急性期には意識障害を中心にせん妄、もうろう状態、アメンチア(軽度の意識混濁、思考の散乱のより周囲の状態が理解できず、まとまりのない行動を呈する)、幻覚を呈し、意識障害の改善後の慢性期には健忘症や認知機能障害、過敏情動性衰弱状態を呈します。
下垂体機能低下症
脳腫瘍などによるホルモン分泌低下に伴い精神的不活発、易疲労感、抑うつ、無関心、多幸、不安、焦燥感などが生じます。重篤な下垂体機能低下では意識障害を来し、これを下垂体昏睡と呼びます。
甲状腺機能亢進症
バセドウ病によるものが多いです。精神症状として不安、焦燥感、過度の緊張感などが出現します。甲状腺機能亢進による手指振戦や発汗、頻脈などの症状からパニック障害と誤診されやすいです。
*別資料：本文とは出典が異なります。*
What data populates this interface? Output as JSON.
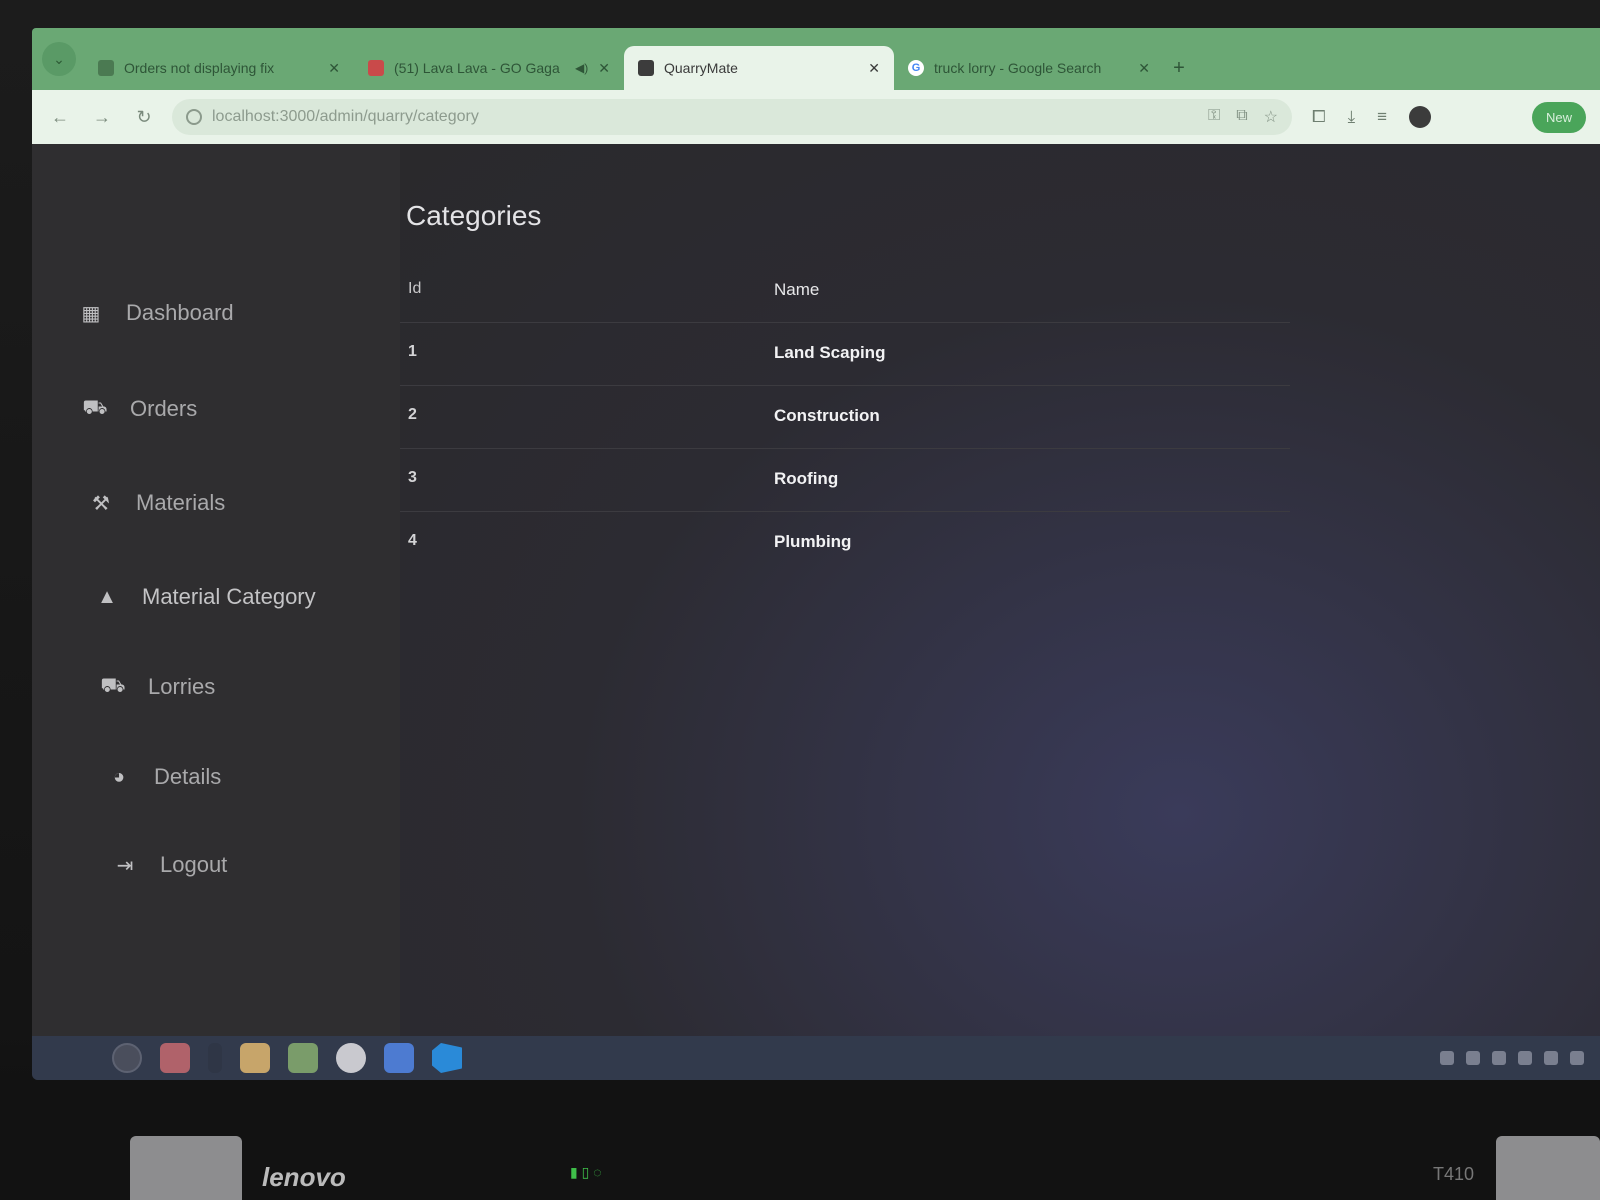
{
  "browser": {
    "tabs": [
      {
        "title": "Orders not displaying fix",
        "active": false,
        "favicon": "github-icon"
      },
      {
        "title": "(51) Lava Lava - GO Gaga",
        "active": false,
        "favicon": "youtube-icon",
        "audio": true
      },
      {
        "title": "QuarryMate",
        "active": true,
        "favicon": "app-icon"
      },
      {
        "title": "truck lorry - Google Search",
        "active": false,
        "favicon": "google-icon"
      }
    ],
    "new_tab_label": "+",
    "url": "localhost:3000/admin/quarry/category",
    "new_button": "New"
  },
  "sidebar": {
    "items": [
      {
        "label": "Dashboard",
        "icon": "dashboard-icon"
      },
      {
        "label": "Orders",
        "icon": "truck-icon"
      },
      {
        "label": "Materials",
        "icon": "tools-icon"
      },
      {
        "label": "Material Category",
        "icon": "shapes-icon"
      },
      {
        "label": "Lorries",
        "icon": "truck-icon"
      },
      {
        "label": "Details",
        "icon": "details-icon"
      },
      {
        "label": "Logout",
        "icon": "logout-icon"
      }
    ]
  },
  "main": {
    "title": "Categories",
    "table": {
      "columns": [
        "Id",
        "Name"
      ],
      "rows": [
        {
          "id": "1",
          "name": "Land Scaping"
        },
        {
          "id": "2",
          "name": "Construction"
        },
        {
          "id": "3",
          "name": "Roofing"
        },
        {
          "id": "4",
          "name": "Plumbing"
        }
      ]
    }
  },
  "laptop": {
    "brand": "lenovo",
    "model": "T410"
  }
}
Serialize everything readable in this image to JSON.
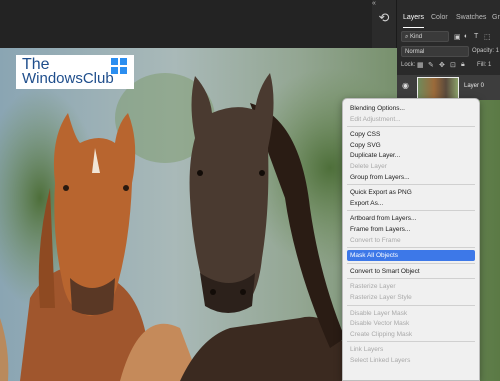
{
  "watermark": {
    "line1": "The",
    "line2": "WindowsClub"
  },
  "panel": {
    "tabs": [
      "Layers",
      "Color",
      "Swatches",
      "Gr"
    ],
    "filter_value": "Kind",
    "blend_mode": "Normal",
    "opacity_label": "Opacity: 1",
    "lock_label": "Lock:",
    "fill_label": "Fill: 1",
    "layer_name": "Layer 0"
  },
  "menu": {
    "items": [
      {
        "label": "Blending Options...",
        "disabled": false
      },
      {
        "label": "Edit Adjustment...",
        "disabled": true
      },
      {
        "sep": true
      },
      {
        "label": "Copy CSS",
        "disabled": false
      },
      {
        "label": "Copy SVG",
        "disabled": false
      },
      {
        "label": "Duplicate Layer...",
        "disabled": false
      },
      {
        "label": "Delete Layer",
        "disabled": true
      },
      {
        "label": "Group from Layers...",
        "disabled": false
      },
      {
        "sep": true
      },
      {
        "label": "Quick Export as PNG",
        "disabled": false
      },
      {
        "label": "Export As...",
        "disabled": false
      },
      {
        "sep": true
      },
      {
        "label": "Artboard from Layers...",
        "disabled": false
      },
      {
        "label": "Frame from Layers...",
        "disabled": false
      },
      {
        "label": "Convert to Frame",
        "disabled": true
      },
      {
        "sep": true
      },
      {
        "label": "Mask All Objects",
        "disabled": false,
        "selected": true
      },
      {
        "sep": true
      },
      {
        "label": "Convert to Smart Object",
        "disabled": false
      },
      {
        "sep": true
      },
      {
        "label": "Rasterize Layer",
        "disabled": true
      },
      {
        "label": "Rasterize Layer Style",
        "disabled": true
      },
      {
        "sep": true
      },
      {
        "label": "Disable Layer Mask",
        "disabled": true
      },
      {
        "label": "Disable Vector Mask",
        "disabled": true
      },
      {
        "label": "Create Clipping Mask",
        "disabled": true
      },
      {
        "sep": true
      },
      {
        "label": "Link Layers",
        "disabled": true
      },
      {
        "label": "Select Linked Layers",
        "disabled": true
      }
    ]
  },
  "colors": {
    "selection": "#3d78e8",
    "menu_bg": "#f0f0f0",
    "panel_bg": "#2a2a2a"
  }
}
精神症状としては躁症状が多いがです。うつ状態では幻覚妄想を来し、甲状腺クリーゼではせん妄を主とした意識障害を来すこともあります。
甲状腺機能亢進症
原発性、または二次性の副甲状腺ホルモンの分泌亢進による高カルシウム血症を来し、活動性の低下、無気力、不安、焦燥感、抑うつ時に幻覚妄想などの精神症状が出現することがあります。
副甲状腺機能低下症
副甲状腺ホルモンの分泌不全または作用障害による血清カルシウム濃度の低下を来し、テタニー、けいれん発作がしばしば見られるため、てんかんと誤診されることがあります。
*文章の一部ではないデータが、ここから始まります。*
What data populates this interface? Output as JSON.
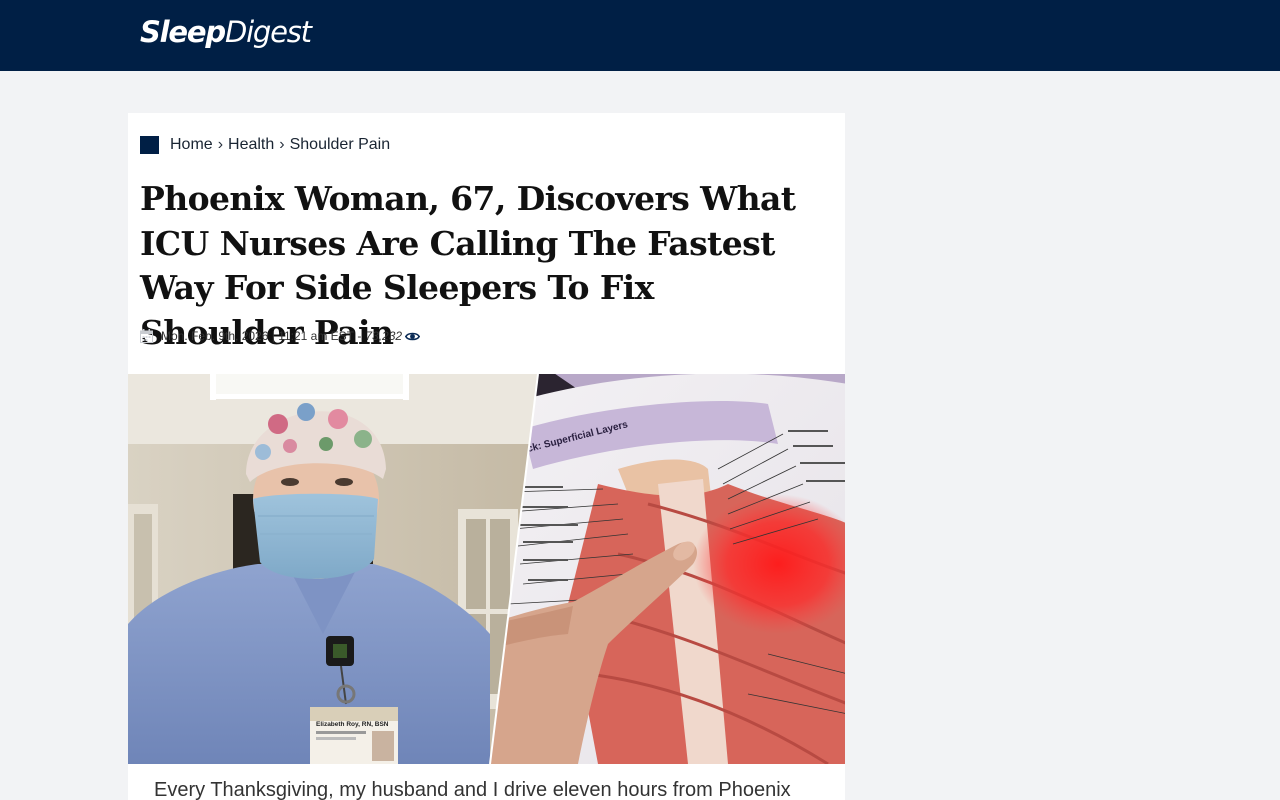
{
  "header": {
    "logo_part1": "Sleep",
    "logo_part2": "Digest"
  },
  "breadcrumb": {
    "items": [
      "Home",
      "Health",
      "Shoulder Pain"
    ],
    "separator": "›"
  },
  "article": {
    "headline": "Phoenix Woman, 67, Discovers What ICU Nurses Are Calling The Fastest Way For Side Sleepers To Fix Shoulder Pain",
    "date": "Mon. Feb. 9th, 2026",
    "time": "11:21 am EST",
    "views": "73,232",
    "body_first_line": "Every Thanksgiving, my husband and I drive eleven hours from Phoenix",
    "hero": {
      "badge_name": "Elizabeth Roy, RN, BSN",
      "book_heading": "ck: Superficial Layers"
    }
  },
  "colors": {
    "brand_navy": "#001f45",
    "page_bg": "#f2f3f5"
  }
}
精神症状としては抑うつ、不安、焦燥感などが出現します。
クッシング症候群
副腎皮質ホルモンの慢性過剰分泌によるものです。身体症状としては中心性肥満、高血圧、月経異常、皮膚線条、多毛症などがあります。精神症状では、抑うつ、焦燥感、不安、幻覚妄想など多彩です。特に抑うつが顕著で、希死念慮を生じることもあります。
SLE精神病
全身性エリテマトーデス(SLE)とは、全身の臓器に再燃と寛解を繰り返す慢性の炎症性疾患で多彩な症状を来します。中枢神経症状における精神症状の占める割合は大きく、急性錯乱状態(せん妄を主とする急性外因反応)、不安障害(不安、パニック状態、強迫観念)、認知機能障害、気分障害(抑うつ)、精神病症状(幻覚妄想など)が出現します。
ステロイド精神病
クッシング症候群と同様の病態を生じ、精神症状は不眠、躁状態、抑うつ状態、幻覚妄想、昏迷など多彩な症状を来します。ステロイドの大量投与で精神症状を来しやすくなります。